GIFTED / Today I want to talk about one book that I read back in February, but haven’t reviewed it until now. It is, in my opinion, one very important book that talks about bullying and where it can lead if we close our eyes.
I received And the Stars Were Burning Brightly via Netgalley, and I want to say thank you to publisher Simon & Schuster UK for providing me a copy.
This novel was published on March 5th 2020 and it has 368 pages.
About the book:
FROM GOODREADS / An emotionally rich and current story of suicide, mental health, bullying, grief and growing up around social media.
When fifteen-year-old Nathan discovers that his older brother Al has taken his own life, his whole world is torn apart.
Al was special.
Al was talented.
Al was full of passion and light…so why did he do it?

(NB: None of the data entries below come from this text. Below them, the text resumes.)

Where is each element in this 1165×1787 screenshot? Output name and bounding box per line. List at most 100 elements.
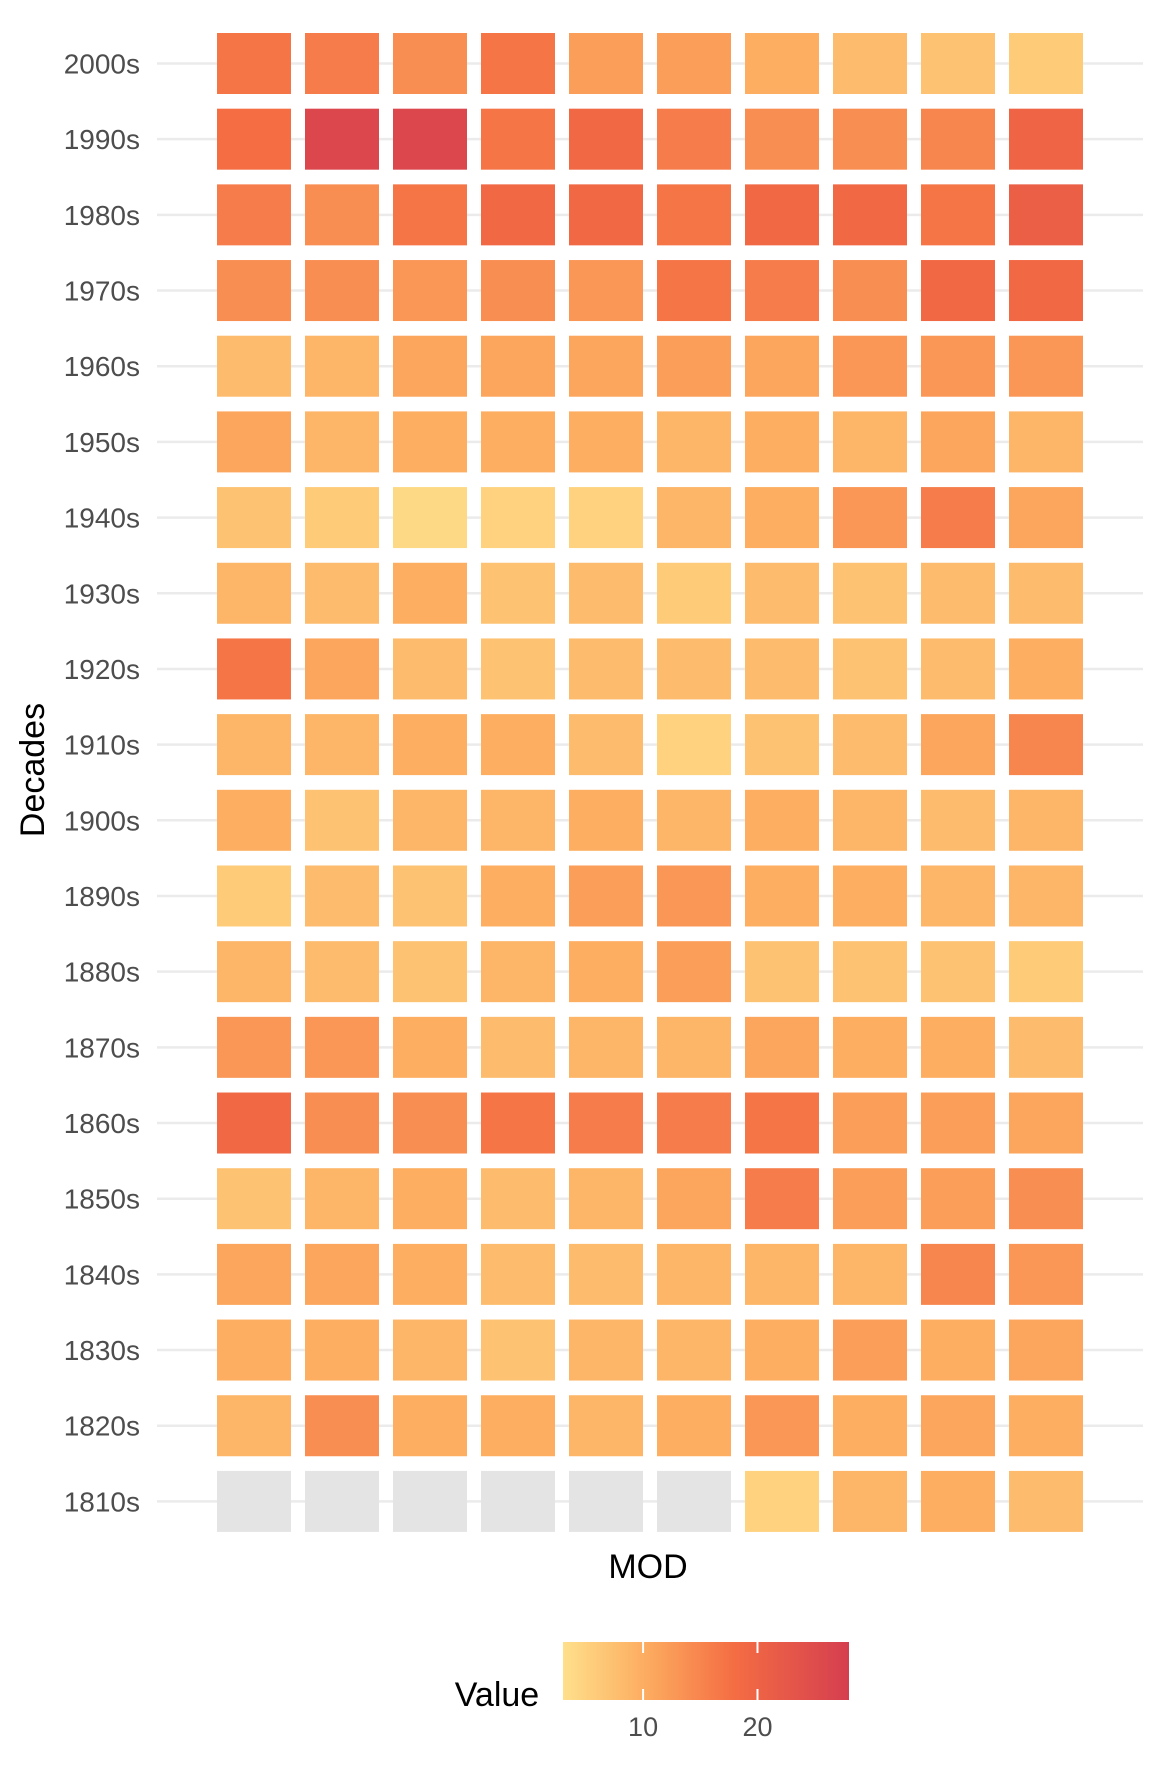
heatmap-cell	[217, 638, 291, 700]
heatmap-cell	[481, 562, 555, 624]
heatmap-cell	[833, 789, 907, 851]
heatmap-cell	[745, 184, 819, 246]
heatmap-cell	[921, 941, 995, 1003]
heatmap-cell	[745, 1470, 819, 1532]
heatmap-cell	[217, 789, 291, 851]
heatmap-cell	[217, 411, 291, 473]
heatmap-cell	[833, 33, 907, 94]
heatmap-cell	[1009, 1470, 1083, 1532]
heatmap-cell	[833, 260, 907, 322]
heatmap-cell	[1009, 33, 1083, 94]
heatmap-cell	[393, 1395, 467, 1457]
heatmap-cell	[305, 714, 379, 776]
heatmap-cell	[657, 941, 731, 1003]
heatmap-cell	[393, 714, 467, 776]
heatmap-cell	[833, 562, 907, 624]
heatmap-cell	[921, 562, 995, 624]
heatmap-cell	[481, 789, 555, 851]
heatmap-cell	[305, 1016, 379, 1078]
heatmap-cell	[305, 335, 379, 397]
heatmap-cell	[481, 108, 555, 170]
heatmap-cell	[657, 1168, 731, 1230]
heatmap-cell	[481, 260, 555, 322]
y-tick-label: 1980s	[64, 200, 140, 231]
heatmap-cell	[921, 1243, 995, 1305]
heatmap-cell	[657, 1470, 731, 1532]
heatmap-cell	[833, 714, 907, 776]
legend-ticks: 10 20	[628, 1642, 773, 1742]
heatmap-cell	[1009, 941, 1083, 1003]
heatmap-cell	[305, 941, 379, 1003]
heatmap-cell	[305, 1168, 379, 1230]
heatmap-cell	[1009, 865, 1083, 927]
heatmap-cell	[305, 1470, 379, 1532]
heatmap-cell	[393, 184, 467, 246]
heatmap-cell	[393, 487, 467, 549]
heatmap-cell	[745, 108, 819, 170]
heatmap-cell	[305, 487, 379, 549]
heatmap-cell	[569, 411, 643, 473]
legend-title: Value	[455, 1676, 539, 1714]
heatmap-cell	[305, 411, 379, 473]
heatmap-cell	[393, 108, 467, 170]
y-tick-label: 1960s	[64, 351, 140, 382]
heatmap-cell	[657, 1243, 731, 1305]
legend-colorbar	[563, 1642, 849, 1700]
heatmap-cell	[745, 941, 819, 1003]
heatmap-cell	[745, 1243, 819, 1305]
heatmap-cell	[569, 789, 643, 851]
heatmap-cell	[217, 1016, 291, 1078]
y-tick-label: 1970s	[64, 276, 140, 307]
heatmap-cell	[481, 335, 555, 397]
legend-tick-label: 20	[742, 1712, 772, 1742]
heatmap-cell	[921, 789, 995, 851]
heatmap-cell	[569, 33, 643, 94]
y-tick-label: 1900s	[64, 805, 140, 836]
y-tick-label: 1950s	[64, 427, 140, 458]
heatmap-cell	[217, 335, 291, 397]
heatmap-cell	[393, 941, 467, 1003]
heatmap-cell	[833, 184, 907, 246]
heatmap-cell	[833, 638, 907, 700]
heatmap-cell	[921, 260, 995, 322]
heatmap-cell	[1009, 1168, 1083, 1230]
heatmap-cell	[921, 108, 995, 170]
heatmap-cell	[1009, 108, 1083, 170]
heatmap-cell	[481, 865, 555, 927]
heatmap-cell	[393, 789, 467, 851]
heatmap-cell	[217, 941, 291, 1003]
heatmap-cell	[569, 714, 643, 776]
y-tick-label: 1890s	[64, 881, 140, 912]
heatmap-cell	[1009, 638, 1083, 700]
x-axis-title: MOD	[608, 1548, 687, 1586]
heatmap-cell	[1009, 1243, 1083, 1305]
y-tick-label: 2000s	[64, 49, 140, 80]
heatmap-cell	[657, 865, 731, 927]
y-tick-label: 1880s	[64, 957, 140, 988]
heatmap-cell	[657, 714, 731, 776]
heatmap-cell	[657, 789, 731, 851]
heatmap-cell	[217, 487, 291, 549]
heatmap-cell	[921, 1168, 995, 1230]
color-legend: Value 10 20	[455, 1642, 849, 1742]
heatmap-cell	[217, 108, 291, 170]
y-axis-title: Decades	[14, 703, 52, 837]
heatmap-cell	[393, 1243, 467, 1305]
heatmap-cell	[657, 1092, 731, 1154]
heatmap-cell	[481, 1243, 555, 1305]
heatmap-cell	[217, 1395, 291, 1457]
heatmap-cell	[393, 260, 467, 322]
heatmap-cell	[569, 1319, 643, 1381]
heatmap-cell	[217, 260, 291, 322]
heatmap-cell	[921, 1016, 995, 1078]
heatmap-cell	[1009, 487, 1083, 549]
heatmap-cell	[217, 184, 291, 246]
heatmap-cell	[657, 260, 731, 322]
heatmap-cell	[921, 1395, 995, 1457]
heatmap-cell	[833, 1319, 907, 1381]
heatmap-cell	[393, 33, 467, 94]
heatmap-cell	[657, 335, 731, 397]
heatmap-cell	[217, 865, 291, 927]
heatmap-cell	[481, 714, 555, 776]
heatmap-cell	[833, 1395, 907, 1457]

Convinced that his brother was in trouble, Nathan begins to retrace his footsteps. And along the way, he meets Megan. Al’s former classmate, who burns with the same fire and hope, who is determined to keep Al’s memory alive. But when Nathan learns the horrifying truth behind his brother’s suicide, one question remains – how do you survive, when you’re growing up in the age of social media?
And the Stars Were Burning Bright is such a wonderful, heart wrenching story with important topic (bullying) more people should talk about.

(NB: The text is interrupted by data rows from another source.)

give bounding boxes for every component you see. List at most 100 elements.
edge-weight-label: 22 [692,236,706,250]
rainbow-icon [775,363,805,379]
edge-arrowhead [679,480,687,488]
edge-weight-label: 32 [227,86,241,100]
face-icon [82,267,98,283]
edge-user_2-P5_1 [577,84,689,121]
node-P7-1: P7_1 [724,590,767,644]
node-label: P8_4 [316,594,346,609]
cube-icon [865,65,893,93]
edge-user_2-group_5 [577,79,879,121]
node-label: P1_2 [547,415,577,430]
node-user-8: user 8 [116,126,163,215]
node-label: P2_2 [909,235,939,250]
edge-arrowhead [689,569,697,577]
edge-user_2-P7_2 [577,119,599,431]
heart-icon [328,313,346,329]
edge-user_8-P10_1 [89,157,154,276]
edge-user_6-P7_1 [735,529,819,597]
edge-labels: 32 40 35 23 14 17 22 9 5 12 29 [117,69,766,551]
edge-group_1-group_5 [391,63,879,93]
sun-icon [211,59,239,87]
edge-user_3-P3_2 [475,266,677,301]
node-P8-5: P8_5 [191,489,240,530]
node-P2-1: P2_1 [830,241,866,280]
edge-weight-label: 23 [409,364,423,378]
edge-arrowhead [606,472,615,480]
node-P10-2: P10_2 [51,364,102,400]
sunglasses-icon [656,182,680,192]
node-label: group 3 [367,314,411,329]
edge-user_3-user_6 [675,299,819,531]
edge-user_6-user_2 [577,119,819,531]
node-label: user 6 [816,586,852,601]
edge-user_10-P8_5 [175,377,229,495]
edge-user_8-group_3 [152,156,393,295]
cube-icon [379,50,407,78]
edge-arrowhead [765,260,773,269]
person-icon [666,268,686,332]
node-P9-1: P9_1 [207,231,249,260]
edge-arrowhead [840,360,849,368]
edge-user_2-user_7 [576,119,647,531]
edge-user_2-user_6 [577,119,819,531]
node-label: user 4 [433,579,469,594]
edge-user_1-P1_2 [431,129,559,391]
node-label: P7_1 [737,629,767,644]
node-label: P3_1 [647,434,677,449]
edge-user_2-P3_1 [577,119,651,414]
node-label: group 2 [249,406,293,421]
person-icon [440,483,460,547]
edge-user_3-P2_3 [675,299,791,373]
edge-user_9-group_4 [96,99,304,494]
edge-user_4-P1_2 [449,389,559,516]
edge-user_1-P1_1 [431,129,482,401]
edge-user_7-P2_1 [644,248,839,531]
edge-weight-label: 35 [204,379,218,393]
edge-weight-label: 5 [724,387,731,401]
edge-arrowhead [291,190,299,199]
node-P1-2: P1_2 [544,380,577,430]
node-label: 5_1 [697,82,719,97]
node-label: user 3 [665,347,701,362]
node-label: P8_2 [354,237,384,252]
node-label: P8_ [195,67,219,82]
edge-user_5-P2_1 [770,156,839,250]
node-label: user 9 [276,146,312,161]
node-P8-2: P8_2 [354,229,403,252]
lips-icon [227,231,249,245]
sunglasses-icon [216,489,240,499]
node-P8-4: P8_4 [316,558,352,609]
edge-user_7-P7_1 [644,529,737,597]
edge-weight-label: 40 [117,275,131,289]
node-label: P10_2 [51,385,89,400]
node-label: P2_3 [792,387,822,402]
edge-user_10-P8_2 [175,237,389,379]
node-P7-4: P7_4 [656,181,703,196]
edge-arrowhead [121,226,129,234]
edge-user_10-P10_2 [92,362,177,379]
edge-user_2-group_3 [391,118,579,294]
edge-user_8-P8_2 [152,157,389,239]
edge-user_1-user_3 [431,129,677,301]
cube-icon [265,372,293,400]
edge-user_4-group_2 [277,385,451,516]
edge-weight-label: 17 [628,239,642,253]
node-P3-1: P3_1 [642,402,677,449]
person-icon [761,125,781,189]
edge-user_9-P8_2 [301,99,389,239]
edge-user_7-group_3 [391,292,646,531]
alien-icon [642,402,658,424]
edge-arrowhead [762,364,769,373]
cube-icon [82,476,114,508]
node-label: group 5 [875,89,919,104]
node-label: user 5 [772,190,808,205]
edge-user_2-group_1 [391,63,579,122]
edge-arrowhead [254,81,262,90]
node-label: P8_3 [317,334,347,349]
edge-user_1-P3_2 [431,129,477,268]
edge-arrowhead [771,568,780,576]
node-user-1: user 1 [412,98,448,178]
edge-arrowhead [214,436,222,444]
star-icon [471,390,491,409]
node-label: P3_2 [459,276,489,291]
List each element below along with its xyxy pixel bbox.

It explores the dark side of human beings and the ways to recover from loss.
I have to admit, I didn’t know about And The Stars Were Burning Brightly before it was READ NOW on Netgalley, but as I noticed it, and the premise sounded interesting to me, I couldn’t help myself. I had to read it.
And I am so glad I did give it a shot. I read it few months before it’s publication, but because of technical difficulties I wasn’t able to review it before (aka I postponed it because my computer broke).
The story follows two main characters: Nathan (who’s brother Al killed himself) and Megan (who was friends with Al but kept that friendship secret).
As they lost the one they loved, their lives intertwined.
The story is written in somewhat unique way.
It has two POVs written in first person: Nat’s and Meg’s, but every chapter starts with Al’s thoughts, that often includes space and stars, but also life.
I am grateful for Al’s parts.
However, I have to admit that Meg and Nathan sounded too similar at times.
This is emotional story, which is understandable because it covers serious topic, so be aware that it could make you sad.